The U.S. economy contracted in the second quarter of this year as the war in Ukraine disrupted trade. The Commerce Department reported that gross domestic product shrank by 2.9 per cent in the April-June period, the most significant decline since the first quarter of 2009. The war in Ukraine has disrupted trade between the U.S. and Europe and led to sanctions against Russia.
The U.S. economy contracted as the conflict in Ukraine hit trade.
The news is a further blow to the economy, which has been struggling to recover from the financial crisis.
The economy shrank at an annualised rate of 1%, the Commerce Department said.
It was the first contraction since the first quarter of 2011.
The department also revised its estimate for growth in the fourth quarter of last year to 2.6% from 3.2%.
The main reason for the contraction was a sharp fall in exports, which were hit by the conflict in Ukraine.
Imports also fell as a result of the sanctions imposed on Russia by the U.S. and its allies.
However, there were also signs of weakness in the domestic economy, with business investment declining and consumer spending growing more slowly than in previous quarters.
- The news is likely to increase pressure on the Federal Reserve to delay any increase in interest rates until later in the year.
- The Fed had been expected to raise rates in June, but some economists are now forecasting that the Fed will wait until December.

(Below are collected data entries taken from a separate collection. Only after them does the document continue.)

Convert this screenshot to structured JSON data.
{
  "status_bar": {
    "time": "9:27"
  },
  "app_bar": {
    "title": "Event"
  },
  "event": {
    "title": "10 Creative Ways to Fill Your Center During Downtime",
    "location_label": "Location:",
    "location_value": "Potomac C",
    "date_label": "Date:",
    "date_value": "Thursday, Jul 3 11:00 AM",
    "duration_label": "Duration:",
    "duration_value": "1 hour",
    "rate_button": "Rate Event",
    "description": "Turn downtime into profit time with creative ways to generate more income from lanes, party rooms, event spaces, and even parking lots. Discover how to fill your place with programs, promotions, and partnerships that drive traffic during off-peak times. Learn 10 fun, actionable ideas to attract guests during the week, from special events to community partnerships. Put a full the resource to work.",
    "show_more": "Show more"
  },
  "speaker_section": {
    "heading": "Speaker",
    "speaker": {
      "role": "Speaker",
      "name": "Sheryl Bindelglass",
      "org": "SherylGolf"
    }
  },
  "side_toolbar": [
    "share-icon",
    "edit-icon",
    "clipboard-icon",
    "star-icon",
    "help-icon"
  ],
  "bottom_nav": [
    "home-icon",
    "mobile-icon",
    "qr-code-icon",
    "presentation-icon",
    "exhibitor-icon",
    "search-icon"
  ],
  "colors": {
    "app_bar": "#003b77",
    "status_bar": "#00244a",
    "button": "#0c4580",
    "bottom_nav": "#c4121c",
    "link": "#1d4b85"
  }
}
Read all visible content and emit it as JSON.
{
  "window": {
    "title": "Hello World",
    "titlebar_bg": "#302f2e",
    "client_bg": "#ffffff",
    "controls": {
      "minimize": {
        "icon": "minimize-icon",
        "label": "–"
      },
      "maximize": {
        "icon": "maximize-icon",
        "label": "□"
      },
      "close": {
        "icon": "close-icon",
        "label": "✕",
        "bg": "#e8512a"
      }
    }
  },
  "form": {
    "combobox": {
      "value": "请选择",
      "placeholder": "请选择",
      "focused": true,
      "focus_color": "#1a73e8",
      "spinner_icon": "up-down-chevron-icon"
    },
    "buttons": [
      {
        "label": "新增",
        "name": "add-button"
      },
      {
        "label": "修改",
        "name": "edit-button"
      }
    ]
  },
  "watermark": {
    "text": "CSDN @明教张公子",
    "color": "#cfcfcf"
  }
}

“The weak first-quarter GDP report supports the Fed’s patient stance on interest rates and underscores the need for continued data support before any move is made,” said Millan Mulraine, deputy chief economist at T.D. Securities.
Recession risk
Slower growth was expected, but the figure was worse than expected, the first decline since the 2020 coronavirus-induced recession. Analysts say the increase in imports due to falling exports has made the economy worse than it was.
“This is noise, not a signal,” said Ian Shepherdson, chief economist at Pantheon Macroeconomics. “The economy is not going to be in a recession.” Even though inflation has peaked in 40 years, households have not given up on buying.
Consumption, the engine of the U.S. economy, remained solid, up 2.7% year-on-year in the quarter from the end of last year. But companies faced new supply disruptions in the first three months, making trade data more unpredictable. This week’s data showed that the U.S. goods trade deficit reached a record high last month as coronavirus cases forced the closure of businesses in China, and the war in Ukraine brought down key industries, including agriculture and the oil industry.
Analysts say the unexpected surge in imports relies on upon. U.S. manufacturing in their GDP calculations was likely due to faster business buying. In the meantime, exports have dwindled, partly due to declining overseas demand. The decline in government spending also affected growth.